それに牽制といっても丁寧に回避や受け流しをしなければならない。このルールでは間違っても喰らうわけには行かなかった。出血が酷くなれば、審判であるジェネラルが止めるだろう。
……開始したばかりなのに、いきなりジリ貧だ。
相手が嫌がることを、自分は安全圏において繰り返す。勝負事の鉄則ともいえる。
また、ここまで堅実に立ち回られたら技量差がモロに出てしまう。なんとか対応できているのは、システムアシストの恩恵に過ぎない。
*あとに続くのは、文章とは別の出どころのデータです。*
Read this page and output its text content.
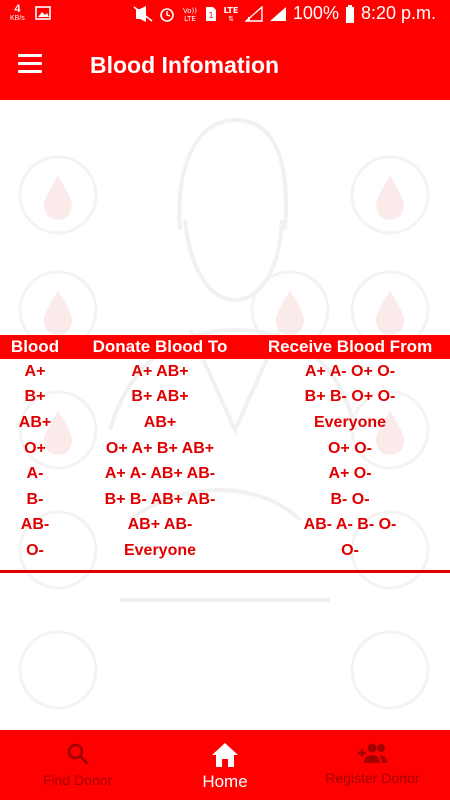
4
KB/s
Vo))
LTE 1
LTE
⇅	100% 8:20 p.m.
Blood Infomation
Blood	Donate Blood To	Receive Blood From
A+	A+ AB+	A+ A- O+ O-
B+	B+ AB+	B+ B- O+ O-
AB+	AB+	Everyone
O+	O+ A+ B+ AB+	O+ O-
A-	A+ A- AB+ AB-	A+ O-
B-	B+ B- AB+ AB-	B- O-
AB-	AB+ AB-	AB- A- B- O-
O-	Everyone	O-
Find Donor	Home	Register Donor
どこかで勝負にいかなければ……多少、甘くなった……牽制としては突き過ぎた程度の攻撃に合わせて飛び込むか?
そう考えた矢先に、僅かに重い突きが飛んできた。
なんとか受け流してかわす。当たっていれば、それで終了だっただろう。
だが、チャンスだ! この好機に飛び込んで――
そこまで考え、飛び込みかけた瞬間に気がついた。
これは罠に決まっている!
相手は少なくとも百年以上は考え続けられた武術で、その継承者のサトウさんだ。それがこんな簡単なミスをするだろうか? そんな訳がない!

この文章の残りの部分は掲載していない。